While the majority of Hegseth's trades were between £741 ($1,000) and £11,117 ($15,000), some of the stock sales were between $15,001 and £37,057 ($50,000). Congressional trading is often linked with insider trading, as many claim people in influential government posts have access to critical information beforehand, which can significantly influence markets.

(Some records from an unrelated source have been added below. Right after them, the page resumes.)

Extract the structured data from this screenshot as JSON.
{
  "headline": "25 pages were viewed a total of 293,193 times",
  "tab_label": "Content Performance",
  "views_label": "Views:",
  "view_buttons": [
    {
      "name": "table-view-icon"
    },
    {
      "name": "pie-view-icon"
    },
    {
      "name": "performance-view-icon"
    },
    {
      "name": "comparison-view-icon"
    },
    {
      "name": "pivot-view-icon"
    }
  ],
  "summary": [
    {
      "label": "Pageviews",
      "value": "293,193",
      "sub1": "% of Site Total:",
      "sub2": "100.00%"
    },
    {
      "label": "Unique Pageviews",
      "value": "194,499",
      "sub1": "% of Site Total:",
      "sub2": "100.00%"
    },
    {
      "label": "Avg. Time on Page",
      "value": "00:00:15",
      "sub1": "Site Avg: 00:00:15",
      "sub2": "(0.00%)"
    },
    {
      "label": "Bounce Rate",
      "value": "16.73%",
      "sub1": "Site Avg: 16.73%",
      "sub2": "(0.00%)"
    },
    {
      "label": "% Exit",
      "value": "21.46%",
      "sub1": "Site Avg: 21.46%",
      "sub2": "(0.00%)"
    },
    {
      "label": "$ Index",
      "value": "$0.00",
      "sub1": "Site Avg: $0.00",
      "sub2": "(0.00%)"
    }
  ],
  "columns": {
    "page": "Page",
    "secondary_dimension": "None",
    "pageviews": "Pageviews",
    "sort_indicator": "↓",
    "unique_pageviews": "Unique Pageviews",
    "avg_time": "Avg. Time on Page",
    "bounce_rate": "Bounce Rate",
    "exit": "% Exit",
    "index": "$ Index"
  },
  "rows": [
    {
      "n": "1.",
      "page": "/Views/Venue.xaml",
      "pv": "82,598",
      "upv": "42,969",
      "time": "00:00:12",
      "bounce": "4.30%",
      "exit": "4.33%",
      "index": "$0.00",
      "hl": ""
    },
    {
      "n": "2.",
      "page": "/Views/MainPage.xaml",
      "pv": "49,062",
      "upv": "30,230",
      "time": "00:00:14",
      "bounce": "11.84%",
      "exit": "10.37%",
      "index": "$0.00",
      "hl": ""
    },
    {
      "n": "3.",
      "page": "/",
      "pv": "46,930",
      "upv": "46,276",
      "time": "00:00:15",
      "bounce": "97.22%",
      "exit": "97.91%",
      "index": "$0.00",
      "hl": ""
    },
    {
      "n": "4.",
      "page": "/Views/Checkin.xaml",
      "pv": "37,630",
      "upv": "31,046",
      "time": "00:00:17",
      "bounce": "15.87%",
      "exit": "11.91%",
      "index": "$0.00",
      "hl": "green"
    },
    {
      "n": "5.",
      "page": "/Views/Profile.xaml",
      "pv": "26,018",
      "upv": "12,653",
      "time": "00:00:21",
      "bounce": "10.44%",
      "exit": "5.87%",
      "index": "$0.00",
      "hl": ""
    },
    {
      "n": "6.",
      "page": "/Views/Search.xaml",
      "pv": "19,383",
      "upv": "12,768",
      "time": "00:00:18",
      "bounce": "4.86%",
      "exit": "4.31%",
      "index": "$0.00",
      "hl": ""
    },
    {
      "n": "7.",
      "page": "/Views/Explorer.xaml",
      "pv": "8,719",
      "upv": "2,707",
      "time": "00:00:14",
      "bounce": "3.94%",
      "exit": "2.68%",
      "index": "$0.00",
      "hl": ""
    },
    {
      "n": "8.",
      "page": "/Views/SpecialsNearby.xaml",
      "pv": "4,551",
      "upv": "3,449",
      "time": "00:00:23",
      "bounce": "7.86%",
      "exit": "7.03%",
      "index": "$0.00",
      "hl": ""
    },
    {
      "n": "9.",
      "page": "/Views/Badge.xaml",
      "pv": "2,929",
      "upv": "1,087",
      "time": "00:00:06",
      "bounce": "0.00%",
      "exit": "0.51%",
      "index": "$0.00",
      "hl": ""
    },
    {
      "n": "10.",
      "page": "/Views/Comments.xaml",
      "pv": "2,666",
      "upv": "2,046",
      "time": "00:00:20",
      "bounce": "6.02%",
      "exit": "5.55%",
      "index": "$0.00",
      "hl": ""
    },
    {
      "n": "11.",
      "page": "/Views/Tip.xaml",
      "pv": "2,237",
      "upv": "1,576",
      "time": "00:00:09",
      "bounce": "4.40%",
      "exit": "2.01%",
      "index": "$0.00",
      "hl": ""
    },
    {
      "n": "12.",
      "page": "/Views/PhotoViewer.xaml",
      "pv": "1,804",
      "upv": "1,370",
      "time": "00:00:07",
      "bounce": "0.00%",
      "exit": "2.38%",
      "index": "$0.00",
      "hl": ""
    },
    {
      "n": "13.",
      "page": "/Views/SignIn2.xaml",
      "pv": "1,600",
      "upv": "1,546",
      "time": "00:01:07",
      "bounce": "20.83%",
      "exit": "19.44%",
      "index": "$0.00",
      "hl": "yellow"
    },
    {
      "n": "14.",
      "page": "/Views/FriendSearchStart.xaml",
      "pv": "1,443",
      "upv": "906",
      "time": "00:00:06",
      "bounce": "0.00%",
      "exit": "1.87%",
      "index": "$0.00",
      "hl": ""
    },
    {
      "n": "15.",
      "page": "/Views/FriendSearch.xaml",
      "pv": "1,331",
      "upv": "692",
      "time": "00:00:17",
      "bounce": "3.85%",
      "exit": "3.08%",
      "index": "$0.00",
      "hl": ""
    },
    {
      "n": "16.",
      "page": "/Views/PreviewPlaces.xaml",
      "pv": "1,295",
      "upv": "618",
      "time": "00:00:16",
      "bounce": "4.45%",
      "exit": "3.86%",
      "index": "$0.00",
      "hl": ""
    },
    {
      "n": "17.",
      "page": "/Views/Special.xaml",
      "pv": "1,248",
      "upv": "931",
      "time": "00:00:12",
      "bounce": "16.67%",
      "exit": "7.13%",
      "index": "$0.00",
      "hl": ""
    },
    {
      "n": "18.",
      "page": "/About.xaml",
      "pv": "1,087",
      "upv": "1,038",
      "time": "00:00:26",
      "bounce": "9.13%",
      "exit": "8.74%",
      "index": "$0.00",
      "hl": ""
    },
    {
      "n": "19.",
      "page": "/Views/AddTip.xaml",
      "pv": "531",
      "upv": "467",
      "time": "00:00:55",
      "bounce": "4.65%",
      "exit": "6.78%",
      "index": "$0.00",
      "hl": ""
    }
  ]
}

Former House Speaker Nancy Pelosi made triple-digit returns over the past decade, which has triggered major speculations of insider trading, which she has refuted for years. Similar speculations are gaining momentum regarding Hegseth's recent stock trades.

Was Hegseth in The Know?

NOTUS reported yesterday that ethics experts indicated Hegseth's stock market play in tandem with Trump's major political decision might not have violated the STOCK Act or reached the level of insider trading, but raised some important questions.

'An appearance of wrongdoing, an appearance of insider trading, or the appearance that people are more focused on their stock portfolio than working on behalf of the American public is just as bad as if a violation actually occurred because our system relies on the public being able to trust our leaders and trust in the system,' said Delaney Marsco, ethics director at Campaign Legal Center, told NOTUS.

Meanwhile, John Pelissero, director of government ethics at the Markkula Center for Applied Ethics at Santa Clara University, said: ' I don't see anything in the stock sales or his ethics agreement that would suggest that he took advantage of information he received as a cabinet officer in executing the stock sales. To remove the appearance of an ethical issue — that he made individual stock trades while serving as SECDEF and the information that comes with that position — he could have sold those stocks before becoming a cabinet officer.'

The disclosure report also revealed that Hegseth sold stocks like Northrop Grumman, Lockheed Martin, Blackstone, Honeywell International, and KKR & Co. in early February, shortly after he was appointed as the defense secretary. Moreover, his stock trades were reported as assets owned by his spouse.

According to Jeff Hauser, the founder of Revolving Door Project, Hegseth's trades could have been both an attempt to offload stocks to avoid the appearance of a conflict of interest and time trades advantageously ahead of the Liberation Day tariffs and subsequent market crash.